Two months ago, many of us were wondering whatever happened to Howard Hawks. Sight and Sound had just published the results of its Greatest Films of All Time poll of 1,639 critics, programmers, and scholars, and none of his films had made the top one hundred. This week, that list expanded to 250, and four of Hawks’s movies are in. Rio Bravo (1959) shares the #101 spot with Forough Farrokhzad’s The House Is Black (1963) and Agnès Varda’s Vagabond (1985), and just a bit further down the list we find Bringing Up Baby (1938), Only Angels Have Wings (1939), and His Girl Friday (1940).
- Melancholia permeates much of the Notebook’s outstanding collection of seven brief pieces on Jean-Luc Godard. A scene from Keep Your Right Up (1987) once again has Richard Brody tearing up, Andréa Picard revisits a moment in Soft and Hard (1995) that “never ceases to seize my heart,” Miguel Marías writes about JLG/JLG (1994) as an “equivalent of some sort of epitaph,” and Lucía Salas asks, “how do we begin again?” But there are moments of celebration as well. Ephraim Asili connects the dots between the French New Wave and the Black Arts Movement, A. S. Hamrah recalls the teenage thrill of chasing after that first brush with Breathless (1960), and most thrilling of all, Rachel Kushner, drawing on notes from Tom Luddy, reconstructs the shooting of one scene in Une bonne à tout faire on the set of Francis Ford Coppola’s One from the Heart in 1981. Edited for an exhibition in 2005, Une bonne à tout faire is “one of Godard’s most beautiful films.”

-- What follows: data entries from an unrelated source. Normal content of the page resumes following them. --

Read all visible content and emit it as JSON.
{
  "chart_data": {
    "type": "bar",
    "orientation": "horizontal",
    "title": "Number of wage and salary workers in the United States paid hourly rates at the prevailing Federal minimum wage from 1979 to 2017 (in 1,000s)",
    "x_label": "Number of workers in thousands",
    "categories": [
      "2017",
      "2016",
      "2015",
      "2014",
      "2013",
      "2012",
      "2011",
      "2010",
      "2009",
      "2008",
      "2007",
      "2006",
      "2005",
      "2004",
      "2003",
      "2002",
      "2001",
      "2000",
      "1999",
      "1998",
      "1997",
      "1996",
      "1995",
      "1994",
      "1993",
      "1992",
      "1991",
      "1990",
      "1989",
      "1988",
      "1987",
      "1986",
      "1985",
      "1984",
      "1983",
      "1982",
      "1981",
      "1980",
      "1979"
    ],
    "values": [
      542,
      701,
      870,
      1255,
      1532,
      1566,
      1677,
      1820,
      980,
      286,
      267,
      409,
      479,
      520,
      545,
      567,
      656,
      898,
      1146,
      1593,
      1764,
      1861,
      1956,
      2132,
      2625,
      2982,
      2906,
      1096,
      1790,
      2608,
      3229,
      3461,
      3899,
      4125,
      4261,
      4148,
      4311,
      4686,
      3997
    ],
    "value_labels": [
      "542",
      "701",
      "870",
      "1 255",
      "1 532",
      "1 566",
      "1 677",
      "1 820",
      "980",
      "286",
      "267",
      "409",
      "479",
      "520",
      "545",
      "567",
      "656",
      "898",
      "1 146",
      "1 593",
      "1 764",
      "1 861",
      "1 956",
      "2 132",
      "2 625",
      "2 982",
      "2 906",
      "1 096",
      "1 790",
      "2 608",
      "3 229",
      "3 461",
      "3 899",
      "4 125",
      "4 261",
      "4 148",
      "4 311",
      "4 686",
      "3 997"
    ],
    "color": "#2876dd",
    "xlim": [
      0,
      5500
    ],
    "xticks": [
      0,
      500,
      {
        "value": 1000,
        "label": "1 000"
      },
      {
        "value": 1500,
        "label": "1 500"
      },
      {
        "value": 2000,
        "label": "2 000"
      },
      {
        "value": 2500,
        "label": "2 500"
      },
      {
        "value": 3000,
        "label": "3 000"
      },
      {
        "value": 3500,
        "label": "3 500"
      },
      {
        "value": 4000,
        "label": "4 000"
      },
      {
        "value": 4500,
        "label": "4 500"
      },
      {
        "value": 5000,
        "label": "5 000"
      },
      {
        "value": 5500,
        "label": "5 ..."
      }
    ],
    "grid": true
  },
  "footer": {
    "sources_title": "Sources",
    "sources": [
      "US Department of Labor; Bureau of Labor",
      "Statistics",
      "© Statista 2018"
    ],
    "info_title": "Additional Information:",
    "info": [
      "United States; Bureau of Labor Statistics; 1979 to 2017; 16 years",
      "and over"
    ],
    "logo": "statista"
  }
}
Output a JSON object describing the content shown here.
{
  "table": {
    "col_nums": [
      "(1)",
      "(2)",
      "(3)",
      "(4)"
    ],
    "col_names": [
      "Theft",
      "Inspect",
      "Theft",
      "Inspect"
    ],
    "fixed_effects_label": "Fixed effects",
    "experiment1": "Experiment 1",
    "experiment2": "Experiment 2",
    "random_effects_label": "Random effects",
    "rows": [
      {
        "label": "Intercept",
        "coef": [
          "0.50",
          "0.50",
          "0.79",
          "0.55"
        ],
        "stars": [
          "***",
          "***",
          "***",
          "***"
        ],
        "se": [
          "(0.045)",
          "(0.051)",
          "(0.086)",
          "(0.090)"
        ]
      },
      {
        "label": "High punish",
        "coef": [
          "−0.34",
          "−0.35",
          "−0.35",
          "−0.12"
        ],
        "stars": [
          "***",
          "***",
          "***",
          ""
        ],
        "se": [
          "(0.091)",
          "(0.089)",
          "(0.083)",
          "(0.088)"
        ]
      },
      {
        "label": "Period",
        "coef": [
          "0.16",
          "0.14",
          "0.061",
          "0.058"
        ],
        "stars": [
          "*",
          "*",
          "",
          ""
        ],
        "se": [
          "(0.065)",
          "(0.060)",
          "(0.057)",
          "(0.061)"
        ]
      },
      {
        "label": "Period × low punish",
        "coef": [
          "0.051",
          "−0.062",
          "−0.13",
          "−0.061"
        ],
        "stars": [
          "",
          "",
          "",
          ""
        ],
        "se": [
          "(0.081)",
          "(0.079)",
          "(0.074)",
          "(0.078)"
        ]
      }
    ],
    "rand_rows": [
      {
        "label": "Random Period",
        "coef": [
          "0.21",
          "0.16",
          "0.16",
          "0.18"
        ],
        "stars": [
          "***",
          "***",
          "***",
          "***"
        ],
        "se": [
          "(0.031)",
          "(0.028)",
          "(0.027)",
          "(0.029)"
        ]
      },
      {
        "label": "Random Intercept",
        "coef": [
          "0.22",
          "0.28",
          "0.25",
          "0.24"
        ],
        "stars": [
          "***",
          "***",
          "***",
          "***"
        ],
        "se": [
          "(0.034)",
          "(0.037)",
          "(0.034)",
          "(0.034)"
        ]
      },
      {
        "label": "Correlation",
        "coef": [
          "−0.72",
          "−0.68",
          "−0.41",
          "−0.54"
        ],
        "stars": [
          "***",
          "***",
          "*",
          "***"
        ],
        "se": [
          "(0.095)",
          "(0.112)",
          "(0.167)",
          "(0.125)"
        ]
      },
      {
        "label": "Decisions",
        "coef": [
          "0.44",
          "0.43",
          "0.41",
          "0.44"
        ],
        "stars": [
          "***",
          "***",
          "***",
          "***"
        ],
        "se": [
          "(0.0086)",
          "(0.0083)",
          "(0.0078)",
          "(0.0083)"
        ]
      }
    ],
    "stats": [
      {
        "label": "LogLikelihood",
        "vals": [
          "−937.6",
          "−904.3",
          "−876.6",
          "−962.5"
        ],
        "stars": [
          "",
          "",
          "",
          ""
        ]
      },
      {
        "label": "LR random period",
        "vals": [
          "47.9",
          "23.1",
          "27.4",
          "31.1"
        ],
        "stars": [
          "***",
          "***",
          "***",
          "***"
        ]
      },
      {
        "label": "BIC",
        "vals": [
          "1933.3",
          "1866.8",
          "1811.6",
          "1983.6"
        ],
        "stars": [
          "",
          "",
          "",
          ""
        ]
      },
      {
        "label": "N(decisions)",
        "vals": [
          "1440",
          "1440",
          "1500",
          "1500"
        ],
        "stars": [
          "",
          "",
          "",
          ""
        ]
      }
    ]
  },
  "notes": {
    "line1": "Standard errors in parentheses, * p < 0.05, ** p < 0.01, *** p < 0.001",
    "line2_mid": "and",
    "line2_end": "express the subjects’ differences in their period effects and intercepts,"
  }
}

- With On the Bowery: Lost and Found Films of Sara Driver running through next Wednesday at New York’s Roxy Cinema, Sierra Pettengill (Riotsville, U.S.A.) talks with Driver for Screen Slate about casting unemployed Russian soldiers as extras in the ghost walk scenes in When Pigs Fly (1993) and dealing with Neo-Nazis and negligent producers while shooting the film in Wismar, the northeastern German town where Murnau shot Nosferatu (1922). “I had the weirdest dream the other night where I was tickling an alligator,” says Driver. “Under its arms. And it was laughing, and it had a big smile.” SP: “I think that is a perfect metaphor for your films! Like going so close to the mouth of the beast and then . . .” SD: “. . . giving it a giggle.” Driver has written her next film, which Nicoletta Braschi, her close friend and lead actress, describes as “Alice in Wonderland at the end of her life.”
- Kira Muratova once looked back on shooting The Asthenic Syndrome in Odessa in 1989 and noted that she “had the great fortune of working in a period between the dominance of ideology and the dominance of the market, a period of suspension, a temporary paradise.” The quote comes from a marvelous piece for the Paris Review by poet, musician, and translator Timmy Straw, who writes that “the film is a realization of inbetweenness, an assembly of frictions and crossover states we feel through form: through Muratova’s use of juxtaposition; through her uncanny overpatterning of echoes and coincidences; through the shifts of register between documentary and opera. The film doesn’t proceed so much as weave itself in front of us, in a dazzling ivy pattern of zones and occurrences. You could call it late-Soviet baroque realism.”
- Joyce Chopra will be in Cambridge this evening when the Harvard Film Archive screens Joyce at 34 (1974), the landmark documentary she shot with Claudia Weill, and Smooth Talk (1985), Chopra’s debut feature starring a then-eighteen-year-old Laura Dern. “The event is being held in celebration of Chopra’s recently released memoir Lady Director, a blisteringly candid and compulsively readable tell-all from a trailblazer who isn’t afraid to name names,” writes Sean Burns for WBUR. Burns walks us through the stormy career all the way up through Molly: An American Girl on the Home Front (2006): “I can’t believe I cried at a movie based on the backstory of a plastic doll.” Chopra is also Thom Powers’s guest on the latest episode of Pure Nonfiction: Inside Documentary Film.
- One of the challenges CGI presents to filmmakers and scholars alike “involves recognizing the hegemonic studio aesthetic as just one of many possibilities,” write Luise Moerke and Jack Seibert in the introduction to the dossier they’ve guest-edited for Senses of Cinema. The new issue also offers articles on Federico Fellini’s Amarcord (1973) and puppetry in Leos Carax’s Annette (2021) and Krzysztof Kieślowski’s The Double Life of Véronique (1991) as well as interviews with Dominik Graf (Beloved Sisters), Christophe Honoré (Les chansons d’amour), Mark Jenkin (Enys Men), Ann Oren (Piaffe), Cyril Schäublin (Unrest), and the late Amy Halpern.